After unloading cargo at Norfolk, Virginia the tank landing ship proceeded to New Orleans for maintenance availability and repairs. Following a short post-repair cruise to Galveston, Texas LST-279 moved to Green Cove Springs, Florida on the St. Johns River in Florida, where she joined the Atlantic Reserve Fleet on 12 October 1945. LST-279 was decommissioned there on 27 June 1946.

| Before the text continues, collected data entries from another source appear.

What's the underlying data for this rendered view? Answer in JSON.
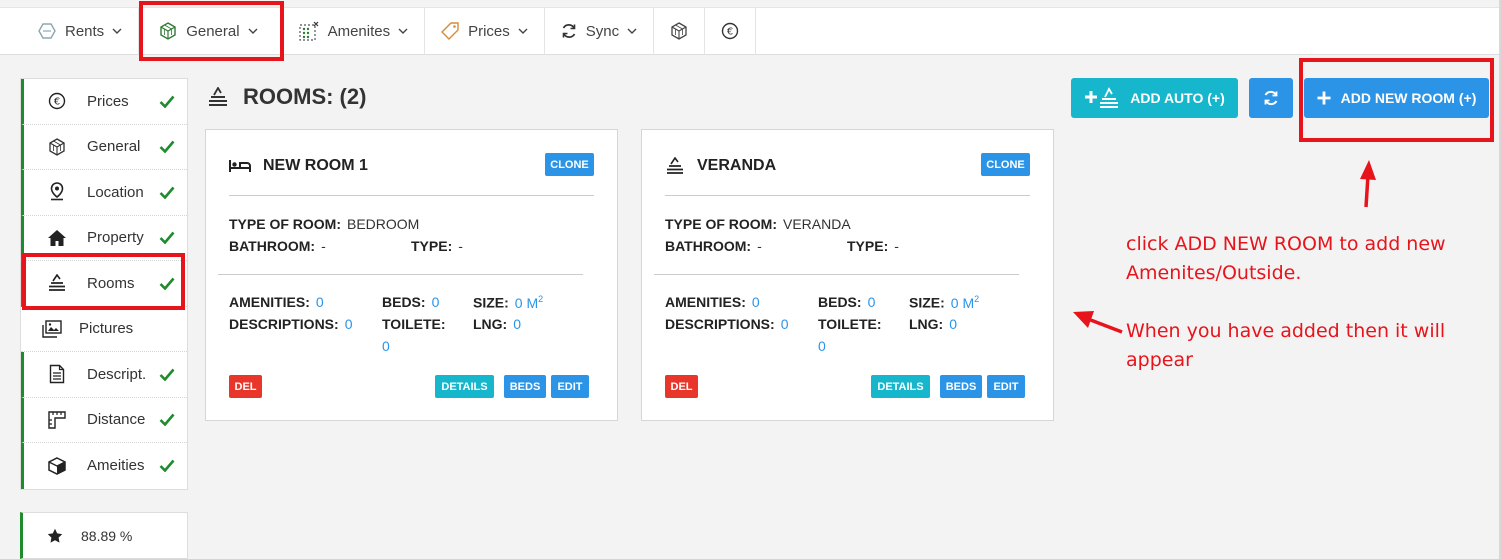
{
  "topbar": {
    "tabs": [
      {
        "label": "Rents",
        "icon": "hexagon-icon"
      },
      {
        "label": "General",
        "icon": "cube-icon"
      },
      {
        "label": "Amenites",
        "icon": "grid-dots-icon"
      },
      {
        "label": "Prices",
        "icon": "price-tag-icon"
      },
      {
        "label": "Sync",
        "icon": "sync-icon"
      },
      {
        "label": "",
        "icon": "cube-icon"
      },
      {
        "label": "",
        "icon": "euro-icon"
      }
    ]
  },
  "sidebar": {
    "items": [
      {
        "label": "Prices",
        "icon": "euro-icon",
        "done": true
      },
      {
        "label": "General",
        "icon": "cube-icon",
        "done": true
      },
      {
        "label": "Location",
        "icon": "map-pin-icon",
        "done": true
      },
      {
        "label": "Property",
        "icon": "house-icon",
        "done": true
      },
      {
        "label": "Rooms",
        "icon": "room-stack-icon",
        "done": true
      },
      {
        "label": "Pictures",
        "icon": "pictures-icon",
        "done": false
      },
      {
        "label": "Descript.",
        "icon": "document-icon",
        "done": true
      },
      {
        "label": "Distance",
        "icon": "ruler-icon",
        "done": true
      },
      {
        "label": "Ameities",
        "icon": "box-icon",
        "done": true
      }
    ],
    "score": "88.89 %"
  },
  "header": {
    "title": "ROOMS: (2)",
    "add_auto_label": "ADD AUTO (+)",
    "add_new_label": "ADD NEW ROOM (+)"
  },
  "rooms": [
    {
      "name": "NEW ROOM 1",
      "icon": "bed-icon",
      "clone_label": "CLONE",
      "type_of_room_label": "TYPE OF ROOM:",
      "type_of_room": "BEDROOM",
      "bathroom_label": "BATHROOM:",
      "bathroom": "-",
      "type_label": "TYPE:",
      "type": "-",
      "amenities_label": "AMENITIES:",
      "amenities": "0",
      "descriptions_label": "DESCRIPTIONS:",
      "descriptions": "0",
      "beds_label": "BEDS:",
      "beds": "0",
      "toilete_label": "TOILETE:",
      "toilete": "0",
      "size_label": "SIZE:",
      "size": "0 M",
      "size_unit_sup": "2",
      "lng_label": "LNG:",
      "lng": "0",
      "del_label": "DEL",
      "details_label": "DETAILS",
      "beds_btn_label": "BEDS",
      "edit_label": "EDIT"
    },
    {
      "name": "VERANDA",
      "icon": "room-stack-icon",
      "clone_label": "CLONE",
      "type_of_room_label": "TYPE OF ROOM:",
      "type_of_room": "VERANDA",
      "bathroom_label": "BATHROOM:",
      "bathroom": "-",
      "type_label": "TYPE:",
      "type": "-",
      "amenities_label": "AMENITIES:",
      "amenities": "0",
      "descriptions_label": "DESCRIPTIONS:",
      "descriptions": "0",
      "beds_label": "BEDS:",
      "beds": "0",
      "toilete_label": "TOILETE:",
      "toilete": "0",
      "size_label": "SIZE:",
      "size": "0 M",
      "size_unit_sup": "2",
      "lng_label": "LNG:",
      "lng": "0",
      "del_label": "DEL",
      "details_label": "DETAILS",
      "beds_btn_label": "BEDS",
      "edit_label": "EDIT"
    }
  ],
  "annotations": {
    "note1_line1": "click ADD NEW ROOM to add new",
    "note1_line2": "Amenites/Outside.",
    "note2_line1": "When you have added then it will",
    "note2_line2": "appear"
  },
  "colors": {
    "accent_blue": "#2b94e6",
    "accent_teal": "#16b6cc",
    "done_green": "#1e8c2c",
    "annotation_red": "#e8141b"
  }
}
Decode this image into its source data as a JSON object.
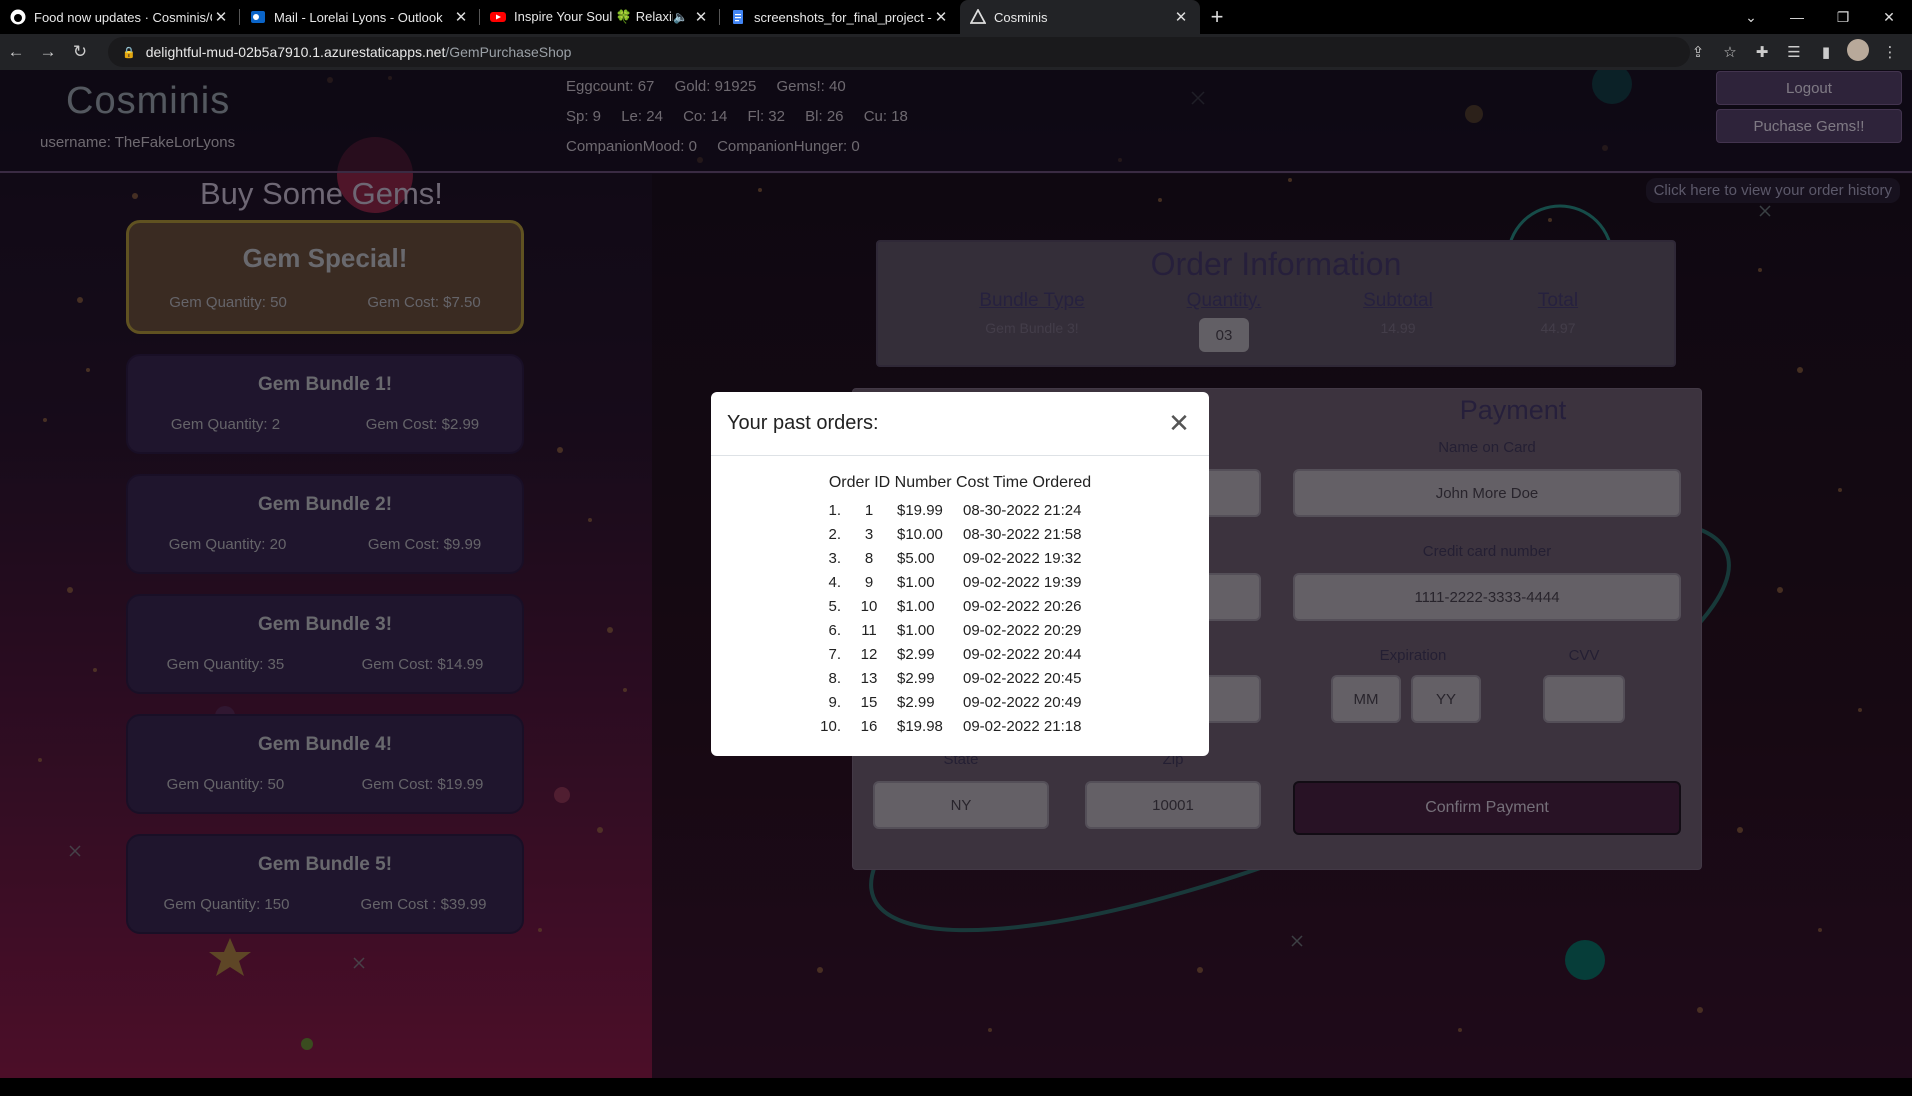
{
  "browser": {
    "tabs": [
      {
        "title": "Food now updates · Cosminis/Co",
        "icon": "github-icon",
        "active": false
      },
      {
        "title": "Mail - Lorelai Lyons - Outlook",
        "icon": "outlook-icon",
        "active": false
      },
      {
        "title": "Inspire Your Soul 🍀 Relaxing",
        "icon": "youtube-icon",
        "active": false
      },
      {
        "title": "screenshots_for_final_project - G",
        "icon": "docs-icon",
        "active": false
      },
      {
        "title": "Cosminis",
        "icon": "angular-icon",
        "active": true
      }
    ],
    "url_host": "delightful-mud-02b5a7910.1.azurestaticapps.net",
    "url_path": "/GemPurchaseShop"
  },
  "header": {
    "logo": "Cosminis",
    "username": "username: TheFakeLorLyons",
    "stats_row1": [
      "Eggcount: 67",
      "Gold: 91925",
      "Gems!: 40"
    ],
    "stats_row2": [
      "Sp: 9",
      "Le: 24",
      "Co: 14",
      "Fl: 32",
      "Bl: 26",
      "Cu: 18"
    ],
    "stats_row3": [
      "CompanionMood: 0",
      "CompanionHunger: 0"
    ],
    "logout_label": "Logout",
    "purchase_label": "Puchase Gems!!",
    "history_link": "Click here to view your order history"
  },
  "shop": {
    "title": "Buy Some Gems!",
    "bundles": [
      {
        "name": "Gem Special!",
        "qty": "Gem Quantity: 50",
        "cost": "Gem Cost: $7.50"
      },
      {
        "name": "Gem Bundle 1!",
        "qty": "Gem Quantity: 2",
        "cost": "Gem Cost: $2.99"
      },
      {
        "name": "Gem Bundle 2!",
        "qty": "Gem Quantity: 20",
        "cost": "Gem Cost: $9.99"
      },
      {
        "name": "Gem Bundle 3!",
        "qty": "Gem Quantity: 35",
        "cost": "Gem Cost: $14.99"
      },
      {
        "name": "Gem Bundle 4!",
        "qty": "Gem Quantity: 50",
        "cost": "Gem Cost: $19.99"
      },
      {
        "name": "Gem Bundle 5!",
        "qty": "Gem Quantity: 150",
        "cost": "Gem Cost : $39.99"
      }
    ]
  },
  "order_info": {
    "title": "Order Information",
    "headers": [
      "Bundle Type",
      "Quantity.",
      "Subtotal",
      "Total"
    ],
    "bundle_type": "Gem Bundle 3!",
    "quantity": "03",
    "subtotal": "14.99",
    "total": "44.97"
  },
  "payment": {
    "title": "Payment",
    "name_label": "Name on Card",
    "name_value": "John More Doe",
    "card_label": "Credit card number",
    "card_value": "1111-2222-3333-4444",
    "expiration_label": "Expiration",
    "mm_placeholder": "MM",
    "yy_placeholder": "YY",
    "cvv_label": "CVV",
    "state_label": "State",
    "state_value": "NY",
    "zip_label": "Zip",
    "zip_value": "10001",
    "confirm_label": "Confirm Payment"
  },
  "modal": {
    "title": "Your past orders:",
    "columns_header": "Order ID Number Cost Time Ordered",
    "orders": [
      {
        "n": "1.",
        "id": "1",
        "cost": "$19.99",
        "time": "08-30-2022 21:24"
      },
      {
        "n": "2.",
        "id": "3",
        "cost": "$10.00",
        "time": "08-30-2022 21:58"
      },
      {
        "n": "3.",
        "id": "8",
        "cost": "$5.00",
        "time": "09-02-2022 19:32"
      },
      {
        "n": "4.",
        "id": "9",
        "cost": "$1.00",
        "time": "09-02-2022 19:39"
      },
      {
        "n": "5.",
        "id": "10",
        "cost": "$1.00",
        "time": "09-02-2022 20:26"
      },
      {
        "n": "6.",
        "id": "11",
        "cost": "$1.00",
        "time": "09-02-2022 20:29"
      },
      {
        "n": "7.",
        "id": "12",
        "cost": "$2.99",
        "time": "09-02-2022 20:44"
      },
      {
        "n": "8.",
        "id": "13",
        "cost": "$2.99",
        "time": "09-02-2022 20:45"
      },
      {
        "n": "9.",
        "id": "15",
        "cost": "$2.99",
        "time": "09-02-2022 20:49"
      },
      {
        "n": "10.",
        "id": "16",
        "cost": "$19.98",
        "time": "09-02-2022 21:18"
      }
    ]
  },
  "colors": {
    "accent_purple": "#55406b",
    "special_border": "#b0963c",
    "page_bottom": "#8b1a4a"
  }
}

====Atlantic Fleet, 1951-1955 ====
On 20 July 1950 in consequence of the June 1950 invasion of South Korea by communist North Korea and the ensuing mobilization of units in the reserve fleet, the tank landing ship was tapped for activation the following year. On 5 April 1951, LST-279 was recommissioned at Green Cove Springs and reported to the Atlantic Fleet for duty. The tank landing ship operated out of Norfolk for the next three and a half years, carrying out a variety of training missions and hauling cargo up and down the east coast.

In January 1955 she sailed south, passed through the Panama Canal, and steamed to Long Beach, California. There, LST-279 commenced inactivation procedures after being transferred to the Pacific Reserve Fleet on 1 February. LST-279 was decommissioned at Long Beach on 14 June 1955.

Although named USS Berkeley County (LST-279) on 1 July 1955 she never returned to Navy service, and her name was struck from the Naval Vessel Register on 25 April 1960.

===Service in the Republic of China Navy===
On 30 June 1955, the tank landing ship was transferred to the Nationalist Chinese Navy, in which she served as ROCS Chung Chie (LST-218).

== Awards ==
LST-279 earned one battle star for World War II service.